• Re: ksh - issue with (non-existing) jobs

    From Janis Papanagnou@21:1/5 to Lawrence D'Oliveiro on Sun Jan 26 13:13:37 2025
    On 26.01.2025 03:17, Lawrence D'Oliveiro wrote:
    On Sun, 26 Jan 2025 01:25:22 +0100, Janis Papanagnou wrote:

    I'd guess, though, that it wouldn't have helped ...

    Well, if you explicitly waited for a job it couldn’t find, then you would be right. But given it is capable of waiting in general for any job to terminate,

    Not sure what you mean here.

    You initiate jobs, say, by something like 'a_command &', the command
    gets registered in a shell table. And at any time you can 'wait' for
    it. The job information (with its actual execution state) is at least
    as long in the job table until a <Enter> is hit, since the information
    e.g. about termination must be created.

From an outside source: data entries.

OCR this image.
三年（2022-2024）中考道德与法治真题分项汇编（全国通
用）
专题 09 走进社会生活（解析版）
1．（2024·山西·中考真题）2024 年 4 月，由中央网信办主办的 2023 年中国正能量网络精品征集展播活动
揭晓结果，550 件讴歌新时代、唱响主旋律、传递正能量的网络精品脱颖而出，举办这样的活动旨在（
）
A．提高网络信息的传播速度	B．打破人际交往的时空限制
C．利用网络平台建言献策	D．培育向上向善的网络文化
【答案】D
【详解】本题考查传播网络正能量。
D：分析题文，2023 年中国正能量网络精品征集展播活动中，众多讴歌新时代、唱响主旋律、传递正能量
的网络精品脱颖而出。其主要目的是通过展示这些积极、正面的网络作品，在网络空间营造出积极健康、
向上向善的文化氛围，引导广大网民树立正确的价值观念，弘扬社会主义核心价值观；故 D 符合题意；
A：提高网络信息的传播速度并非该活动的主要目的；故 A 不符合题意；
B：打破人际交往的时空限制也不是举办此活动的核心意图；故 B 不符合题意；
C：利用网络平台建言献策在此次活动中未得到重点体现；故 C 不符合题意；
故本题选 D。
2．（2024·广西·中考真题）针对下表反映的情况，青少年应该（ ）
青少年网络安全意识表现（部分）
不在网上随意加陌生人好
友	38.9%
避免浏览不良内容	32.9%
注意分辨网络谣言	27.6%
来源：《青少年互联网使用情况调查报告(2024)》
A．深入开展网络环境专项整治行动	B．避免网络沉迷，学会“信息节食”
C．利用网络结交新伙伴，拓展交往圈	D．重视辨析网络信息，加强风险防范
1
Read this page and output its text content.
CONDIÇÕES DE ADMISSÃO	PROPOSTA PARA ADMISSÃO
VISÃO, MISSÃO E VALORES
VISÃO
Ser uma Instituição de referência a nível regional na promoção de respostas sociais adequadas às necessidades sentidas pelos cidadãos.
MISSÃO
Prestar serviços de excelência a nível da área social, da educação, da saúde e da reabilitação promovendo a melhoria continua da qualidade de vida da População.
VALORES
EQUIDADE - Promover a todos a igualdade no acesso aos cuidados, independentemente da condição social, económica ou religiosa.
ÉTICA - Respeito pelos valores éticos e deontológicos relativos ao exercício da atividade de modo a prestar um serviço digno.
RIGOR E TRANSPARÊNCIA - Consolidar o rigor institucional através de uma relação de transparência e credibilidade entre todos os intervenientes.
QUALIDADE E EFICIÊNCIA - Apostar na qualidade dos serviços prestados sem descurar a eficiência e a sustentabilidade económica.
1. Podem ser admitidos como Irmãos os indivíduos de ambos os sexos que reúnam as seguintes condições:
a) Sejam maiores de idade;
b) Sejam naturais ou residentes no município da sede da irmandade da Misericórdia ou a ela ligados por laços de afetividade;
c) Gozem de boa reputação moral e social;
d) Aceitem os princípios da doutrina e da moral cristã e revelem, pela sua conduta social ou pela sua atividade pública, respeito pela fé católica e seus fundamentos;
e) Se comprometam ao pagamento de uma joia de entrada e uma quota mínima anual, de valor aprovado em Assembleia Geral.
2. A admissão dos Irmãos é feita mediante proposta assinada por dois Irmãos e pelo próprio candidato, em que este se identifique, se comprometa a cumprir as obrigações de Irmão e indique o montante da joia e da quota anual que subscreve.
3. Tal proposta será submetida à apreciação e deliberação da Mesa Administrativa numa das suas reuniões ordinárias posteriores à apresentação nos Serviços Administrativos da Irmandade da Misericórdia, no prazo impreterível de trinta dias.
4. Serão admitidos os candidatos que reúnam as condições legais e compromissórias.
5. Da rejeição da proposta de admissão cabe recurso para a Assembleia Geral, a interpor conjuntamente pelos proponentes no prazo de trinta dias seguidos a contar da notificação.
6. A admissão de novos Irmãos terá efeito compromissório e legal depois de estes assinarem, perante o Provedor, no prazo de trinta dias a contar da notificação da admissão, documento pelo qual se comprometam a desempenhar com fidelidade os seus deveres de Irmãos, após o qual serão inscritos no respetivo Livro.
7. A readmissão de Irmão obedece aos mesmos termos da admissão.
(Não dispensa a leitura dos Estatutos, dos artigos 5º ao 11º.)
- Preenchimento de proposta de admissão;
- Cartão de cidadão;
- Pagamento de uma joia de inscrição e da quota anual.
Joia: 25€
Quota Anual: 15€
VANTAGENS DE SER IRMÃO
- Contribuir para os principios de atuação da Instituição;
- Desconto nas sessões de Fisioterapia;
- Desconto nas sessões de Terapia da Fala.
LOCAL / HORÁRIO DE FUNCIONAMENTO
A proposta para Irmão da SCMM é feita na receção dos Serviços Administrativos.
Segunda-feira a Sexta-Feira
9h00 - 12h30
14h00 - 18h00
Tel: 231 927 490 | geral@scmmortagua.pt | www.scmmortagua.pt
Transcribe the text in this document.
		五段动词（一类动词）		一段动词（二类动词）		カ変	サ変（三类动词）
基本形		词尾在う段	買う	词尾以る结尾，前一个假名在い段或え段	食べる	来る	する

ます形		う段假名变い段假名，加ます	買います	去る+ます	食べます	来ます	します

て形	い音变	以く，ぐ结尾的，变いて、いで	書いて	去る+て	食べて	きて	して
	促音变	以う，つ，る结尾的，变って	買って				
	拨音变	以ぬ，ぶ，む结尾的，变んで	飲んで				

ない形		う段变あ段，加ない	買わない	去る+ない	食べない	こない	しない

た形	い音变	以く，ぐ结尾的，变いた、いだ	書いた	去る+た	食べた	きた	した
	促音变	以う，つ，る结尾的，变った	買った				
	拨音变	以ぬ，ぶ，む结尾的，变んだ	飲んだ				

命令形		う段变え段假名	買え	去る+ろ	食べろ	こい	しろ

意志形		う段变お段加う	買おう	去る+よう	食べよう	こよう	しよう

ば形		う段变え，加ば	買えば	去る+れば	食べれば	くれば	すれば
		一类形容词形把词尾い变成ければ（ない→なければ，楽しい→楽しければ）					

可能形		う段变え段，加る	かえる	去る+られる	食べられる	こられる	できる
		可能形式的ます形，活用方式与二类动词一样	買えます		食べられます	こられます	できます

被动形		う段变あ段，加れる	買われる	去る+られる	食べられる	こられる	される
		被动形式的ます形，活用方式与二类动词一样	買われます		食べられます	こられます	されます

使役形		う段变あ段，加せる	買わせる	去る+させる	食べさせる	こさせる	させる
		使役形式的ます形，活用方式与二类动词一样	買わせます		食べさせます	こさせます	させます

    it might take a different path through the code that is not
    afflicted by the same state confusion.

    Yes, that can of course be the case - I haven't inspected the source.

    My guess is based just on the typical software architectures. Usually
    you have one place to maintain the jobs, a [shell internal] job table,
    and functions to check existence (registration) and get any required
    attributes for any shell command that works with the registered shell
    jobs. So if the respective shell commands see arguments like %1 they
    would certainly look up those jobs and its attributes in that table
    with that key. It's most likely that 'kill %1' and 'wait %1' would
    both do such a table lookup, certainly _before_ they take the actions
    on the identified job.

    If you have another scenario in mind, please elaborate.

    Janis

    --- SoupGate-Win32 v1.05
    * Origin: fsxNet Usenet Gateway (21:1/5)
  • From Janis Papanagnou@21:1/5 to All on Sat Jan 25 16:12:43 2025
    I just noticed in a ksh window that 'jobs' indicates two active jobs.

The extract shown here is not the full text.